There are several reasons Ecuador was the first Latin American country to show the world COVID-19 images reminiscent of medieval plague scenes – residents crying for help to bury loved ones whose corpses lined the streets. One was the unfortunate timing of infected emigrants and exchange students returning home from Europe for vacation. Another was simply the country’s overwhelmed public health system.
CORONA-CONFLAGRATION
But doctors, officials and everyone else there will tell you the big match that ignited Ecuador’s corona-conflagration, especially in the ravaged port city of Guayaquil, was sheer public disregard for whatever social-distancing measures the government had issued. And that match was struck largely by economic necessity: according to the U.N.’s International Labour Organization, the share of Ecuador’s workforce working and dwelling in the informal economy is one of the highest in the western hemisphere.
By the same token, there are several reasons Costa Rica has so far so successfully confronted COVID-19. One is its high degree of spending on public health, which has resulted in a well trained, well organized medical infrastructure capable of the kind of efficient virus testing and contact tracing that’s helped nip community transmission in the bud.
But experts also acknowledge another big COVID fire extinguisher for Costa Rica: the social-distancing vigilance of los Ticos – the Costa Ricans. They have largely stayed at home with remarkable discipline. Or maybe not so remarkable. The share of Costa Rica’s population crammed into the clandestine economy is one of the hemisphere’s smallest – and its larger share of persons inhabiting the legit economy has yielded one of Latin America’s more reliable tax bases-cum-social safety nets.
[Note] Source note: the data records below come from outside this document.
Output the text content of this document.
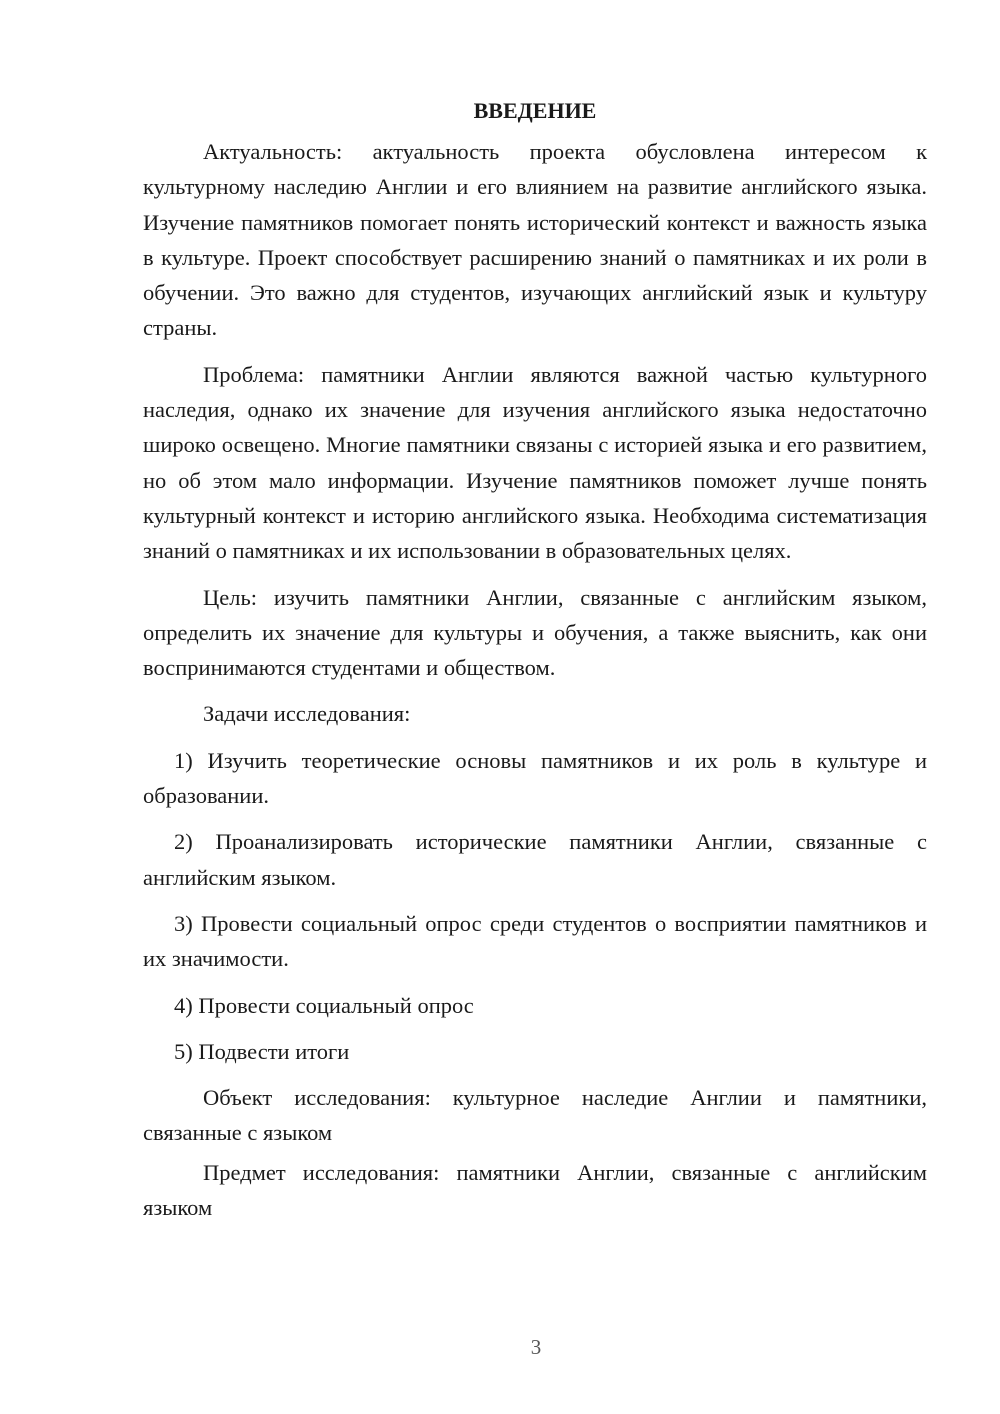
ВВЕДЕНИЕ

Актуальность: актуальность проекта обусловлена интересом к культурному наследию Англии и его влиянием на развитие английского языка. Изучение памятников помогает понять исторический контекст и важность языка в культуре. Проект способствует расширению знаний о памятниках и их роли в обучении. Это важно для студентов, изучающих английский язык и культуру страны.

Проблема: памятники Англии являются важной частью культурного наследия, однако их значение для изучения английского языка недостаточно широко освещено. Многие памятники связаны с историей языка и его развитием, но об этом мало информации. Изучение памятников поможет лучше понять культурный контекст и историю английского языка. Необходима систематизация знаний о памятниках и их использовании в образовательных целях.

Цель: изучить памятники Англии, связанные с английским языком, определить их значение для культуры и обучения, а также выяснить, как они воспринимаются студентами и обществом.

Задачи исследования:

1) Изучить теоретические основы памятников и их роль в культуре и образовании.

2) Проанализировать исторические памятники Англии, связанные с английским языком.

3) Провести социальный опрос среди студентов о восприятии памятников и их значимости.

4) Провести социальный опрос

5) Подвести итоги

Объект исследования: культурное наследие Англии и памятники, связанные с языком

Предмет исследования: памятники Англии, связанные с английским языком

3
De Soto, oft mentioned as a Nobel Prize candidate, has been borne out in other ways before. A pilot project he led in Peru gave legal title to a quarter million underground businesses, generating more than $1 billion in new tax revenue. The coronavirus tragedy seems another – as well as another compelling reason the U.S. should help its hemispheric neighbors put De Soto’s theories into effect. Before the next conflagration breaks out.